THE SCALE of the cuts to hit the public sector were exposed yesterday after the Ministry of Justice (MoJ) said it was planning to slash £2bn from its £9bn annual budget, leading to tens of thousands of job cuts and far fewer prison places.
Ann Beasley, the MoJ’s director-general of finance, wrote to senior civil servants yesterday morning to announce the savings, warning that the majority of savings would need to be made within the next two years.
The letter, which was leaked to the press through the Public and Commercial Services (PCS) union, provides one of the first insights into the wrangling between Whitehall departments and the Treasury, as the government gears up for the fiercest fiscal tightening in Britain’s peacetime history.
It confirms that Clarke held a “bilateral” meeting with chief secretary Danny Alexander to thrash out the details of his spending settlement.
Beasley’s warning that the savings will likely be made within the next 12 to 24 months proves the government is serious about “front loading” the cuts. Coalition sources say this would repair the public finances more quickly, allowing the government to reduce taxes in the run up to an election planned for May 2015.
The letter also suggests justice secretary Ken Clarke has agreed a 25 per cent reduction in departmental spending with the Treasury.

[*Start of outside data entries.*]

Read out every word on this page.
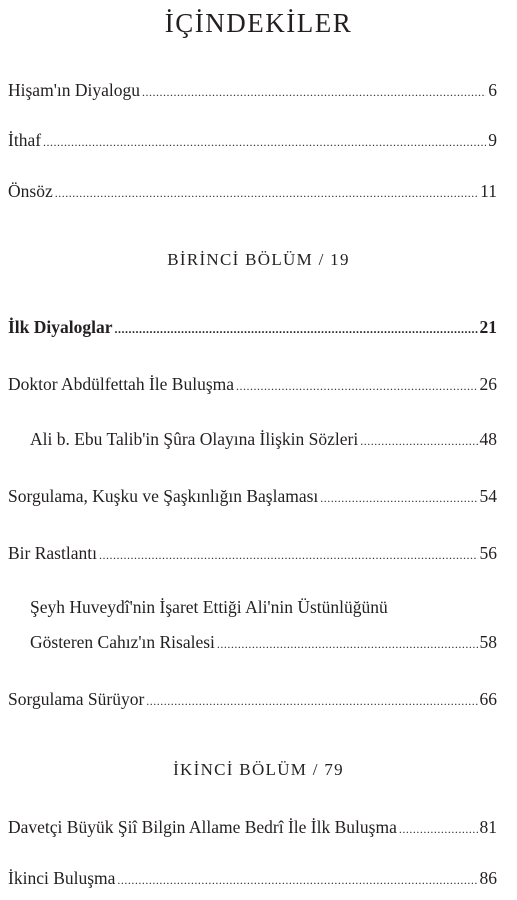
İÇİNDEKİLER
Hişam'ın Diyalogu .....	6
İthaf .....	9
Önsöz .....	11
BİRİNCİ BÖLÜM / 19
İlk Diyaloglar .....	21
Doktor Abdülfettah İle Buluşma .....	26
Ali b. Ebu Talib'in Şûra Olayına İlişkin Sözleri .....	48
Sorgulama, Kuşku ve Şaşkınlığın Başlaması .....	54
Bir Rastlantı .....	56
Şeyh Huveydî'nin İşaret Ettiği Ali'nin Üstünlüğünü
Gösteren Cahız'ın Risalesi .....	58
Sorgulama Sürüyor .....	66
İKİNCİ BÖLÜM / 79
Davetçi Büyük Şiî Bilgin Allame Bedrî İle İlk Buluşma .....	81
İkinci Buluşma .....	86
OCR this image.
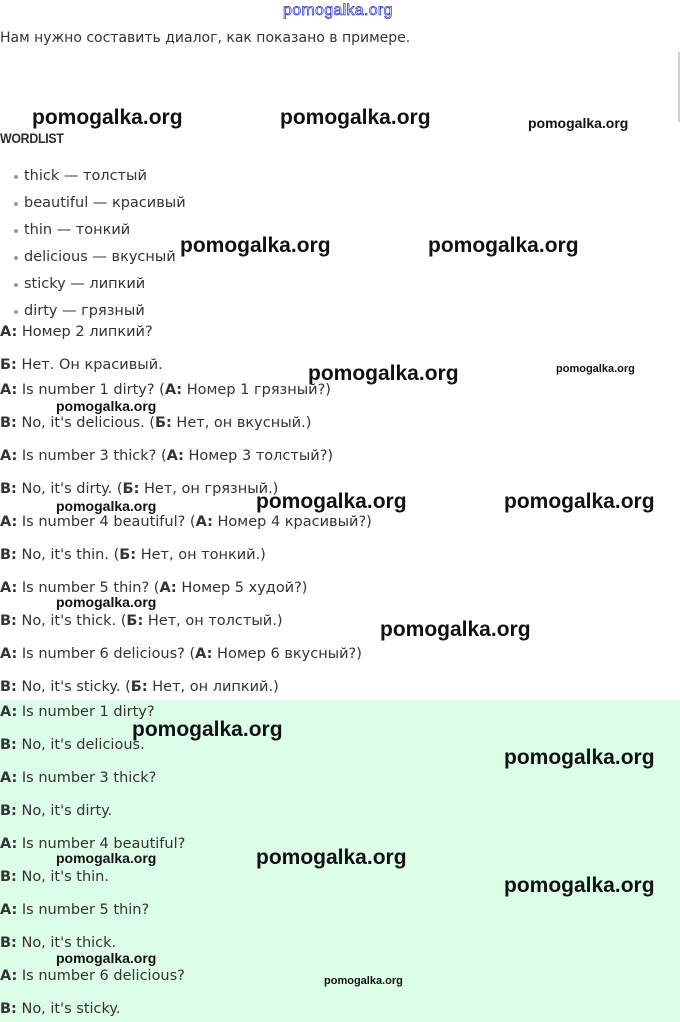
pomogalka.org
Нам нужно составить диалог, как показано в примере.
WORDLIST
thick — толстый
beautiful — красивый
thin — тонкий
delicious — вкусный
sticky — липкий
dirty — грязный
A: Номер 2 липкий?
Б: Нет. Он красивый.
A: Is number 1 dirty? (A: Номер 1 грязный?)
B: No, it's delicious. (Б: Нет, он вкусный.)
A: Is number 3 thick? (A: Номер 3 толстый?)
B: No, it's dirty. (Б: Нет, он грязный.)
A: Is number 4 beautiful? (A: Номер 4 красивый?)
B: No, it's thin. (Б: Нет, он тонкий.)
A: Is number 5 thin? (A: Номер 5 худой?)
B: No, it's thick. (Б: Нет, он толстый.)
A: Is number 6 delicious? (A: Номер 6 вкусный?)
B: No, it's sticky. (Б: Нет, он липкий.)
A: Is number 1 dirty?
B: No, it's delicious.
A: Is number 3 thick?
B: No, it's dirty.
A: Is number 4 beautiful?
B: No, it's thin.
A: Is number 5 thin?
B: No, it's thick.
A: Is number 6 delicious?
B: No, it's sticky.
pomogalka.org	pomogalka.org	pomogalka.org
pomogalka.org	pomogalka.org
pomogalka.org	pomogalka.org
pomogalka.org
pomogalka.org	pomogalka.org
pomogalka.org
pomogalka.org
pomogalka.org
pomogalka.org
pomogalka.org
pomogalka.org
pomogalka.org
pomogalka.org
pomogalka.org
pomogalka.org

Departments were asked to model 25 per cent and 40 per cent savings, but Clarke is said to have refused to prepare for the “doomsday” scenario, insisting that cuts of that magnitude were simply untenable. Over £4bn of the department’s budget is spent on running prisons and paying legal aid, meaning both areas will be severely squeezed. The PCS said it would be impossible to deliver the savings without cutting 15,000 jobs, and closing prisons and courts.